Je pense que la façon de parvenir à ses objectifs implique, d’entrée de jeu, d’être authentique et fidèle à soi-même. Vous pouvez certainement vous inspirer des autres pour vous rendre meilleur… mais vous ne deviendrez pas quelqu’un d’autre! Pour arriver à ce que l’on veut, il n’y a par ailleurs qu’une façon : travailler dur et sans relâche, avec comme motivation principale votre volonté de faire tout ce qui est en votre pouvoir pour votre client. Peu importe depuis combien de temps vous êtes avocat, vous devez constamment vous pousser et vous réinventer pour être le meilleur. Pouvez-vous faire plus? Pouvez-vous faire mieux? Les gens que j’admire et qui ont réussi à être là où ils sont aujourd’hui sont des individus qui sont indéfectiblement dévoués à leur travail et qui aiment profondément ce qu’ils font… sans regarder l’horloge, il va sans dire.
Le dernier bon livre qu’elle a lu – Tandis que j’agonise (As I lay dying, auteur : William Faulkner)
Le dernier bon film qu’elle a vu – There will be blood (réalisateur : Paul Thomas Anderson)
Elle aime les airs de… Kanye West, Nina Simone, Aretha Franklin & Kendrick Lamar
Son dicton préféré: Toughen up!
Elle… a trop de péchés mignons pour se lancer dans l’énumération!
Son restaurant préféré – The NoMad (angle Broadway & 28e rue, New York)
Elle aimerait visiter… le Kenya
Un personnage historique qu’elle admire? Aucun : elle préfère de loin le monde des vivants!
Si elle n’était pas avocate, elle serait… magasineuse professionnelle, avec une seule cliente : elle-même !
Me Henein s’est exprimée dans le Globe and Mail sur Hillary Clinton à la suite des résultats de l’élection présidentielle américaine.
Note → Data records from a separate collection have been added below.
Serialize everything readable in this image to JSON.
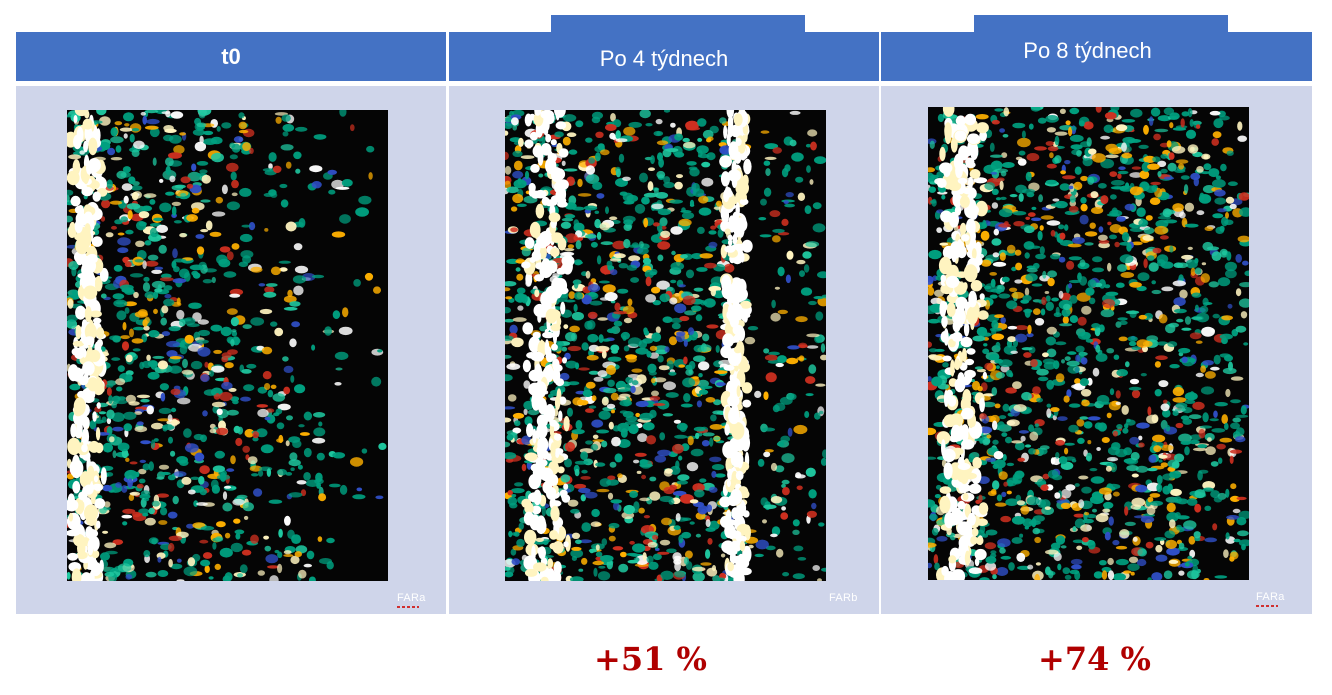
{
  "columns": [
    {
      "header": "t0",
      "mark": "FARa",
      "result": ""
    },
    {
      "header": "Po 4 týdnech",
      "mark": "FARb",
      "result": "+51 %"
    },
    {
      "header": "Po 8 týdnech",
      "mark": "FARa",
      "result": "+74 %"
    }
  ],
  "colors": {
    "header_bg": "#4472c4",
    "panel_bg": "#cfd5ea",
    "result_text": "#b00000",
    "scan_bg": "#050505",
    "scan_palette": [
      "#00a080",
      "#1fc8a0",
      "#3050c8",
      "#d03020",
      "#ffb000",
      "#fff4c0",
      "#ffffff"
    ]
  }
}
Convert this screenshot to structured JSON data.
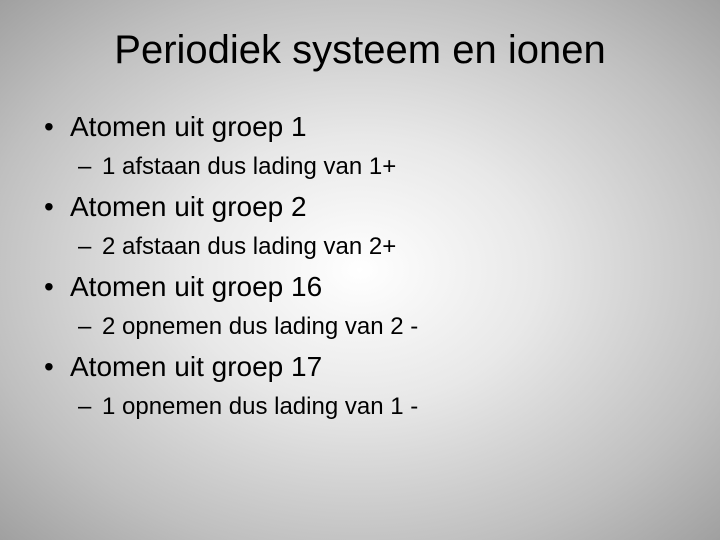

Me Marie Henein est cofondatrice de Henein Hutchison, un cabinet boutique de litige de premier plan de Toronto. Son champ d’expertise inclut un éventail varié de dossiers de litige en matière réglementaire, criminelle et quasi-criminelle pour lesquels elle représente des individus, corporations et clients institutionnels, et ce, tant en première instance qu’en appel. Me Henein a plaidé devant tous les niveaux de cour, incluant de façon régulière devant la Cour d’appel de l’Ontario et la Cour suprême du Canada. Elle a également agi dans de nombreux dossiers médiatisés.
Me Henein est titulaire d’un baccalauréat en droit du Osgoode Hall Law School (1989) et d’une maîtrise en droit de l’Université Columbia (1991). Elle est certifiée par le Barreau du Haut-Canada comme spécialiste en droit pénal. Elle a été présidente de The Advocates’ Society (2010-2011), est fellow du American College of Trial Lawyers et a été membre du conseil d’administration de la Law Commission of Ontario. Elle compte parmi les fondateurs du programme d’aide juridique Ontario «duty counsel», un programme qui fournit des services d’appel gratuits aux appelants non représentés à la Cour d’appel.
Me Henein est aussi conférencière. Elle a été professeure auxiliaire à l’Osgoode Hall Law School, où elle a aussi été co-présidente du programme de maîtrise en droit. Elle donne fréquemment des conférences auprès du Barreau du Haut-Canada, de l’Advocates’ Society, de l’Association du Barreau de l’Ontario, de la Criminal Lawyers’ Association et de l’Institut national de la magistrature dans des domaines variés incluant notamment la plaidoirie, la preuve et le droit criminel substantif. Me Henein a récemment donné la prestigieuse «Bernard Cohn Memorial Lecture» à la faculté de droit de l’Université de Windsor.
Me Henein est co-rédactrice du Martin’s Criminal Code, du Martin’s Annual Criminal Practice et du Martin’s Related Criminal Statutes. Elle est aussi rédactrice en chef adjointe des Canadian Criminal Cases.
Me Henein figure dans le Best Lawyers in Canada 2010 dans la catégorie Criminal Defence. Elle a été récipiendaire du Prix Laura Legge 2013 et a, à plusieurs reprises, été nommée parmi les 25 avocats les plus influents du Canada par le magazine Canadian Lawyer.